The Federal Public Ministry of São Paulo (MPF-SP) has also opened a procedure to investigate the possible practice of insider trading by company executives. “Trading based on inside information is a financial crime stipulated in Article 27-D of Law No. 6,385/76, which consists of using privileged information, not yet disclosed to the market, to obtain advantages by trading assets in the capital market.” , highlights a specialist.
Therefore, the crime of insider trading is to anticipate market movements through the use of information that is not known to the public. “Privileged information may characterize companies’ operating results, closing contracts or new franchises, mergers and acquisitions, among other things that affect companies’ market value.
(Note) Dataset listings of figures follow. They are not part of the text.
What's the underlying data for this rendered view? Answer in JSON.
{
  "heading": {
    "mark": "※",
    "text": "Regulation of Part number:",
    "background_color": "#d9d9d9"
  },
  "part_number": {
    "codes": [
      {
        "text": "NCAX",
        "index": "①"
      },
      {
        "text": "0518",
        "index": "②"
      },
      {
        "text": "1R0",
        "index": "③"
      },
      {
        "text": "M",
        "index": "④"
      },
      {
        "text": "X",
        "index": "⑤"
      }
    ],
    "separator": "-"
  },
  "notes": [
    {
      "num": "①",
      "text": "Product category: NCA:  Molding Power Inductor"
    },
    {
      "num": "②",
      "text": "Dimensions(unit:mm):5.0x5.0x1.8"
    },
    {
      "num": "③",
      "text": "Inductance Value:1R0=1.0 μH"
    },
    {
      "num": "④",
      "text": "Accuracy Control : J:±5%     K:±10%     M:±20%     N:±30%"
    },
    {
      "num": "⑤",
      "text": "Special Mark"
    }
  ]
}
If the crime is proven, the expected penalties are from one to five years in prison and a fine,” explains Horta.
The crime of market manipulation, stipulated in Article 27-C of Law No. 6385/76, consists of carrying out simulated operations or fraudulent maneuvers to change a security, to obtain an undue advantage or profit.
In this way, the information available to investors is wrong, which leads to manipulation by those who trade in securities, who are misled. And if the crime is proven, the expected sentences range from one to eight years.”
Both financial crimes aim to protect the reliability of data or information traded in the market, and to ensure that any losses incurred by investors fall within market risks and are not the result of actions by third parties, Horta notes.